There are several ways to access free food in New York: go to a food pantry, go to a soup kitchen, or call 311 (the city’s hotline) for urgent food and hunger needs and ask to be connected to the Emergency Food Assistance Program. “Everyone is eligible for emergency food assistance, regardless of immigration status,” reads the Access NYC webpage.

To find a food pantry or soup kitchen, go to Food Help NYC map and type in a location. You can also download the NYC311 App, available for free for devices with Apple iOS and Android operating systems.

Lemontree Foods recently created a map of food pantries and food banks in the city, the state, New Jersey and Philadelphia.

There are also community fridges across the five boroughs stocked by neighborhood volunteers.

Clothes

Brooklyn

  • Your Network Caring Community Advocate (YNCCA)/Sustainable United Neighborhood (SUN) at Bushwick Generator, 215 Moore St., Brooklyn, is assisting with food, clothing, and baby products. Call (917) 335-5757

Manhattan

  • St. John the Divine Cathedral – Community Cares’ Clothing Closet is open Tuesdays and Wednesdays from 10 a.m. – 12:30 p.m. at 1047 Amsterdam Ave. at 111th Street. Call (212) 316-7540.
  • Ephesus 7th Day Adventist Church, 101 W. 123rd St. at Lenox Avenue, on Tuesdays only from 11 a.m. – 1 p.m. Call (212) 662-5536.
  • The Bowery Mission at 227 Bowery (between Prince Street and Rivington Street). Arrive at 6:30 a.m. to fill out a form to schedule an appointment.
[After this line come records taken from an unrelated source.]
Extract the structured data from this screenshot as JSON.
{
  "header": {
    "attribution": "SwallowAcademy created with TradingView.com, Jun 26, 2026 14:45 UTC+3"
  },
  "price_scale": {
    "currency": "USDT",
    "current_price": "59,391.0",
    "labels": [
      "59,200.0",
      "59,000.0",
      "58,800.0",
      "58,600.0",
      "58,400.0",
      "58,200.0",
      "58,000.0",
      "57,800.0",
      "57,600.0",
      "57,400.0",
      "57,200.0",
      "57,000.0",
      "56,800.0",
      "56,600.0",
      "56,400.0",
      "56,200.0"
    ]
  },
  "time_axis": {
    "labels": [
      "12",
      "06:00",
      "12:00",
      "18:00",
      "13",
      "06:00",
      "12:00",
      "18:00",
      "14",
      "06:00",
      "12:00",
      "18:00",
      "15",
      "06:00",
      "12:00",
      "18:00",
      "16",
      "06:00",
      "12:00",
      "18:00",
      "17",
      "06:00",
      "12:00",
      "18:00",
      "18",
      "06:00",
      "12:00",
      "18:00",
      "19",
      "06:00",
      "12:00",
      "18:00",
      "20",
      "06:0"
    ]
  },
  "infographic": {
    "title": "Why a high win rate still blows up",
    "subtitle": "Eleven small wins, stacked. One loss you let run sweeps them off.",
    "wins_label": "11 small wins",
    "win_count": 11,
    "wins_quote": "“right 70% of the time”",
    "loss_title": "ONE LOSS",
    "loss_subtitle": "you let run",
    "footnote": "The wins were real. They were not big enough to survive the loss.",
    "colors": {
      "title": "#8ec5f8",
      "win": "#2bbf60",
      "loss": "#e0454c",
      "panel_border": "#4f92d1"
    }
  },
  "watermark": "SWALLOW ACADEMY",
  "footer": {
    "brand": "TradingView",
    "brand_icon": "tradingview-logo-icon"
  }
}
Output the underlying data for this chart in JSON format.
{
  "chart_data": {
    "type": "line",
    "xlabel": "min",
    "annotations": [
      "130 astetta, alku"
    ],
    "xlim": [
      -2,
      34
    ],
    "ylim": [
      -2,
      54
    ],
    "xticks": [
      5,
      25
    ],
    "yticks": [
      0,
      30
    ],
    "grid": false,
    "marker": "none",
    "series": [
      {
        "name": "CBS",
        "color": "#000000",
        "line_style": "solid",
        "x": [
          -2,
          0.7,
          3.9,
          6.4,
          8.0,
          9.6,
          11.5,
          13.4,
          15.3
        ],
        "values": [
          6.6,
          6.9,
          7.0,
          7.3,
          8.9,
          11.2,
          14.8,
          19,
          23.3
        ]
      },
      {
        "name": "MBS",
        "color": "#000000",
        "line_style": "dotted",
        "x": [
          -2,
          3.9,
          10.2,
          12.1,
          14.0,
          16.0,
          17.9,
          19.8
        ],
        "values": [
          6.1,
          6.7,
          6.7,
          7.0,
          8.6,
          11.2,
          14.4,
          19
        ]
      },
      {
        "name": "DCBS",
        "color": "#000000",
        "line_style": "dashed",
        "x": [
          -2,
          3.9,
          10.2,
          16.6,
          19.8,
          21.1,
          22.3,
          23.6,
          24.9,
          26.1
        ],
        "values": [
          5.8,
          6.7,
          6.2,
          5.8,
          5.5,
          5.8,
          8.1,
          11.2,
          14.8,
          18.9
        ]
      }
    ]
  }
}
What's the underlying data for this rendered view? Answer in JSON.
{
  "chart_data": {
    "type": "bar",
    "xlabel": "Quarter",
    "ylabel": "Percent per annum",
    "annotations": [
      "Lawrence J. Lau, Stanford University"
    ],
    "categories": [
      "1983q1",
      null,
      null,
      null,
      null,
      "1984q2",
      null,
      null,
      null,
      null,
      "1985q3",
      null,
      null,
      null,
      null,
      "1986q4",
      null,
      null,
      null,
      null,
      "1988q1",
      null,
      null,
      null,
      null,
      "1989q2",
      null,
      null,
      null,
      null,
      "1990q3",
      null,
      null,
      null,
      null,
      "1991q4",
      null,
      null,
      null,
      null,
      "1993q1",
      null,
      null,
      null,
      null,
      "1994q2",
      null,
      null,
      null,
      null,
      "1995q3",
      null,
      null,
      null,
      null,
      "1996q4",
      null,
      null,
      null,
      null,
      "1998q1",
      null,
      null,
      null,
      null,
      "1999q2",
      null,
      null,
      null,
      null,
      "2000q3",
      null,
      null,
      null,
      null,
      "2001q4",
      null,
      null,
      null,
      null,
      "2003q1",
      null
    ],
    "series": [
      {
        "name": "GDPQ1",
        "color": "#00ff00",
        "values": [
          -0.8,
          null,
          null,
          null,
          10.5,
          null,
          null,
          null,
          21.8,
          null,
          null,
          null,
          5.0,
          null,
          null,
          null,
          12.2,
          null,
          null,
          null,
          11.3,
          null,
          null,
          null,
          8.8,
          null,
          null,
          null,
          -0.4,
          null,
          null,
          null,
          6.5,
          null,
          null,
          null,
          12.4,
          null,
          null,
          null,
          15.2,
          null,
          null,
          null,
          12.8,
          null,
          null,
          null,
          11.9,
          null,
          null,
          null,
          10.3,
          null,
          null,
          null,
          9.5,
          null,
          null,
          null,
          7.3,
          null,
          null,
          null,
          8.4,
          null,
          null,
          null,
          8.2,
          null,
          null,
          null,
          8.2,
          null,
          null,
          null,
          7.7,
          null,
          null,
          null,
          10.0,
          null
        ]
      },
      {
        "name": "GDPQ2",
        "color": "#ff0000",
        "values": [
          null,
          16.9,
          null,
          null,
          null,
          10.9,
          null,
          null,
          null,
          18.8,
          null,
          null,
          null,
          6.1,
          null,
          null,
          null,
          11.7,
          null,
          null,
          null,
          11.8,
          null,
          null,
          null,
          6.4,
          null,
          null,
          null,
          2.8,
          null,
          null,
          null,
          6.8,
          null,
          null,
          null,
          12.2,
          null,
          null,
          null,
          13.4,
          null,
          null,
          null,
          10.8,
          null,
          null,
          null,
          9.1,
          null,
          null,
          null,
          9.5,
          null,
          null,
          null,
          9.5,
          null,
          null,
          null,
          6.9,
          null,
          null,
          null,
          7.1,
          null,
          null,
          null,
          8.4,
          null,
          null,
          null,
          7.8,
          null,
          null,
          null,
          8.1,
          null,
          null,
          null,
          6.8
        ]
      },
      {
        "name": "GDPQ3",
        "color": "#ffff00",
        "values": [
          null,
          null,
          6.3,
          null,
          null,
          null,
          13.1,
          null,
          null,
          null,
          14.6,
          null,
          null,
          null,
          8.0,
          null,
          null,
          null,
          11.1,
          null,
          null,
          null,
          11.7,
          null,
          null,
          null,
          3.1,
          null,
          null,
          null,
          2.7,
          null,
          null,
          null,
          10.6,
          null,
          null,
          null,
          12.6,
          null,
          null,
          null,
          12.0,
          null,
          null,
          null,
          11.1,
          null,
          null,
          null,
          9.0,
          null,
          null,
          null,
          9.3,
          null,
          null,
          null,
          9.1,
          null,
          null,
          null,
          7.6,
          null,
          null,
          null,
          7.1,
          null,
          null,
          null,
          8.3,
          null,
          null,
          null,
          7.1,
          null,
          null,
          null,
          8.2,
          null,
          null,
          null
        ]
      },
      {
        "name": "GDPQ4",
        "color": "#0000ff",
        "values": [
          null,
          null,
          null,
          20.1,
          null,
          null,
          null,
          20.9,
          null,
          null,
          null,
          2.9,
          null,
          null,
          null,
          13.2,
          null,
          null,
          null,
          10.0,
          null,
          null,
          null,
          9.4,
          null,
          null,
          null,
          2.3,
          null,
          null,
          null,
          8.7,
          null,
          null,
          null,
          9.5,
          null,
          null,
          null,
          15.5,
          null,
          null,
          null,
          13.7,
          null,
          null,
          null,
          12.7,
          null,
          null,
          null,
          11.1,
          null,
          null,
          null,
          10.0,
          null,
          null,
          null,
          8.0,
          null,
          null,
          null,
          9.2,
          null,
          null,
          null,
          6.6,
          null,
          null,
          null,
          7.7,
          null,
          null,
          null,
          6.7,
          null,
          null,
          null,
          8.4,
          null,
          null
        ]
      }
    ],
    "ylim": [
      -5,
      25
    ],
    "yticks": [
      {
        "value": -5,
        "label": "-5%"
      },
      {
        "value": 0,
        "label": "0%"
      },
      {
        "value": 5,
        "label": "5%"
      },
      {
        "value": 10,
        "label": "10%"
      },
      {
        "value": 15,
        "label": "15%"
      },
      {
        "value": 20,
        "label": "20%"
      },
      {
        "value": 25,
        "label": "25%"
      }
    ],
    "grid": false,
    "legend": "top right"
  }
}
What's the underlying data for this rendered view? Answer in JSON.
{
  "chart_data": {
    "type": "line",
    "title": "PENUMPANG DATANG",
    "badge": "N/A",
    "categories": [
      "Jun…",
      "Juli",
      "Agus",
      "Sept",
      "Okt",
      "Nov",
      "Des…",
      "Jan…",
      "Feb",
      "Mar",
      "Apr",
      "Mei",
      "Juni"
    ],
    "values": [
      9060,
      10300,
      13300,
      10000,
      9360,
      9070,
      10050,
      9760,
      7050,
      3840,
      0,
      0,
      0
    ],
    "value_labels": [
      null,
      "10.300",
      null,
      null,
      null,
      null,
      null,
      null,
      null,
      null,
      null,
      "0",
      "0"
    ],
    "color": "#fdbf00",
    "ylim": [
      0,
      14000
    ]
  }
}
Call (212) 226-6214 for more info.

Queens

  • Astoria Food Pantry at 25-82 Steinway St., every Wednesday except the first week of the month, from 10 a.m. – 4 p.m. (first come, first serve).

School support

The city’s Department of Education’s Family Welcome Centers can help parents and caregivers of children and youth to receive support services, including help with enrollment and school supplies.

Bronx

  • Grace Dodge Campus, 2474 Crotona Ave,, Bronx, NY 10458
  • Stevenson Campus, 1980 Lafayette Ave., Bronx, NY 10473

Brooklyn

  • Boys & Girls High School, 1700 Fulton St., Brooklyn, NY 11213
  • P.S. 152 School of Science & Technology. 725 East 23rd Street, Auditorium, 2nd Floor, Brooklyn, NY 11210

Manhattan

  • High School of Fashion Industries, 225 West 24th St., auditorium, 1st Floor, New York, NY 10011

Queens

  • 90-27 Sutphin Boulevard, 1st Floor, Jamaica, NY 11435
  • P.S. 19 Marino P. Jeantet School, 98-02 Roosevelt Ave., Corona, NY 11368

Staten Island

  • Petrides Family Welcome Center, 715 Ocean Terrace, Building A, Staten Island, NY 10301

MetroCards and cash assistance

  • Make The Road NY, 301 Grove St., Brooklyn, NY 11237, (718) 418-7690

Mutual aid groups assisting with emergencies (shelter, medical support)

  • South Bronx Mutual Aid, via WhatsApp message only: (212) 920-6570
  • IENY (Inmigrantes en Nueva York) Ayuda Mutua, via WhatsApp message only: (347) 287-1949

Free immigration legal help is available through the ActionNYC hotline at 800-354-0365, or call 311 and say “ActionNYC,” between 9 a.m. to 6 p.m., Monday to Friday. It’s free and safe.